Both WEARPLEX and Dryode directly address preparation-free electrode technology for skin-contact biosignal capture.
IDUN TECHNOLOGIES AG
Swiss deep-tech SME making dry, preparation-free biomedical electrodes for wearable EEG, ECG, and EMG devices.
Their core work
IDUN Technologies is a Zurich-based deep-tech SME specializing in wearable biomedical electrode technology. Their core product is dry, preparation-free electrodes — sensors that capture biosignals (EEG, ECG, EMG) without the gel or skin preparation required by clinical-grade equipment. Their work targets the gap between hospital-grade accuracy and everyday wearability, making continuous biosignal monitoring practical for real-world use. In EU projects they contribute as both a technology developer and a commercial SME driving biomedical hardware from research toward market-ready devices.
What they specialise in
WEARPLEX (EUR 338,125 RIA) is built around multiplexed, stretchable electrode configurations for wearable form factors.
Both projects target next-generation wearable devices requiring reliable biological signal acquisition in motion.
Dryode was funded under SME Instrument Phase 1 (EUR 50,000), positioning IDUN as a company actively pursuing commercial validation of its electrode technology.
How they've shifted over time
Both H2020 projects began in 2019, so there is no meaningful longitudinal shift in focus to analyze — the dataset covers a single entry point into EU-funded research. Early keywords center on stretchable multi-pad biomedical electrodes (WEARPLEX), while the later project record (Dryode) carries no keyword metadata, making trend inference unreliable. Based on project structure alone, IDUN entered EU funding with a clear and narrow thesis — dry wearable electrodes — and pursued it through two complementary instruments simultaneously rather than evolving across time.
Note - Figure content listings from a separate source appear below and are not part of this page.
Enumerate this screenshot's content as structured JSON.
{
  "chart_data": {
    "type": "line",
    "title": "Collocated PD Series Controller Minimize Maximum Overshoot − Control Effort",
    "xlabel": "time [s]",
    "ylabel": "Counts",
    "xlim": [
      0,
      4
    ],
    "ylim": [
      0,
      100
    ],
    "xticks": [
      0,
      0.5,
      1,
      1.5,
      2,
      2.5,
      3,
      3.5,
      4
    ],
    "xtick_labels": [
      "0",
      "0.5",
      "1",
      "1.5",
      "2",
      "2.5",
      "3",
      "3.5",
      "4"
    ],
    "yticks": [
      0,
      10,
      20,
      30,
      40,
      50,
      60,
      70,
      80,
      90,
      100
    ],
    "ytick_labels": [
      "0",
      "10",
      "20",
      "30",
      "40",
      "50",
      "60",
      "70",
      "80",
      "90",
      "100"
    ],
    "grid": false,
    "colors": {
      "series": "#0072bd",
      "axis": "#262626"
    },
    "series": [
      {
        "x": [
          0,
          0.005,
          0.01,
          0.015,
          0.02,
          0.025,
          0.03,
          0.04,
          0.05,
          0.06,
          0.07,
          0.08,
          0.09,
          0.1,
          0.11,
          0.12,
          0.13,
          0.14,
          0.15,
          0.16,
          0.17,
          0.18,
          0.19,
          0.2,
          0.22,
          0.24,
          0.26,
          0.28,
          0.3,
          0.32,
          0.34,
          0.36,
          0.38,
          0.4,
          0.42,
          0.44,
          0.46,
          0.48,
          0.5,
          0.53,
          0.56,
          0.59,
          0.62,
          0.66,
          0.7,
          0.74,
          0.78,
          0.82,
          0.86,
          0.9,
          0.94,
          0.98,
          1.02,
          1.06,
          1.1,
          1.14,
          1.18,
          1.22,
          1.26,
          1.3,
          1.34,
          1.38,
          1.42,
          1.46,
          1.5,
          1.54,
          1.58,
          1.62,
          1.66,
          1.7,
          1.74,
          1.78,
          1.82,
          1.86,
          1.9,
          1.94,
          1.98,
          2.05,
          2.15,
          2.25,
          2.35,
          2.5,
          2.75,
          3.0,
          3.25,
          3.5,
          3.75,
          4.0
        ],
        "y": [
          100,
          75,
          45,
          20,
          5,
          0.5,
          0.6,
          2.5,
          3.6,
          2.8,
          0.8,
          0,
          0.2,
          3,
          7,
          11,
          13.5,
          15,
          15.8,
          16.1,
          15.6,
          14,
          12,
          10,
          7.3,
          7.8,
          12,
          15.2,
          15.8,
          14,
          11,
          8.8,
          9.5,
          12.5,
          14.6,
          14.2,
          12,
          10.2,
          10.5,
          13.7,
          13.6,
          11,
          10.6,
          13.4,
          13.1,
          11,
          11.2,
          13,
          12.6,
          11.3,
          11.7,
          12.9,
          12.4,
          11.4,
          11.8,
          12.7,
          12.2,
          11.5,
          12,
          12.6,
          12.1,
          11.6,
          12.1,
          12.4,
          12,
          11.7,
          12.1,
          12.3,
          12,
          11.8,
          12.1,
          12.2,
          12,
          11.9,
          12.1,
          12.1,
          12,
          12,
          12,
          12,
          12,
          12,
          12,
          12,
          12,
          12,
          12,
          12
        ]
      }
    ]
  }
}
IDUN appears to be moving from research participation toward market-entry, as evidenced by their SME Instrument Phase 1 coordinator role — a signal of a company building a commercial case around its core electrode IP.
How they like to work
IDUN operates both as a consortium participant in larger RIA projects and as a sole-lead coordinator in SME-focused grants, showing flexibility across project formats. With 10 unique partners across 8 countries from just two projects, their network is broad relative to their project count — suggesting active relationship building rather than deep repeat collaboration. They are most likely to enter consortia as a specialist hardware contributor, providing proprietary electrode technology rather than leading large multi-partner research agendas.
IDUN has built connections with 10 distinct organizations across 8 European countries through only two projects, indicating a deliberately diversified partner base. No geographic concentration is evident from available data, consistent with a Swiss SME seeking pan-European market validation.
What sets them apart
IDUN occupies a narrow but commercially valuable niche: they make the electrode, not the device — a hardware component that every wearable biosignal system needs but few SMEs specialize in. Their focus on dry, preparation-free designs directly addresses the main barrier to clinical-to-consumer transition in wearable health tech. For consortium builders working on EEG, ECG, or EMG-based applications, IDUN offers verified IP and SME-scale agility that academic labs and large medtech firms cannot easily replicate.
Highlights from their portfolio
- WEARPLEXThe largest investment in IDUN's H2020 portfolio (EUR 338,125 RIA, 2019–2022), this project placed them inside a multi-country research consortium developing stretchable multiplexed electrode arrays — their most technically ambitious EU engagement.
- DryodeAs sole coordinator of this SME Instrument Phase 1 grant, IDUN used EU funding to validate the commercial case for their preparation-free electrode concept — a strong signal of market-readiness intent.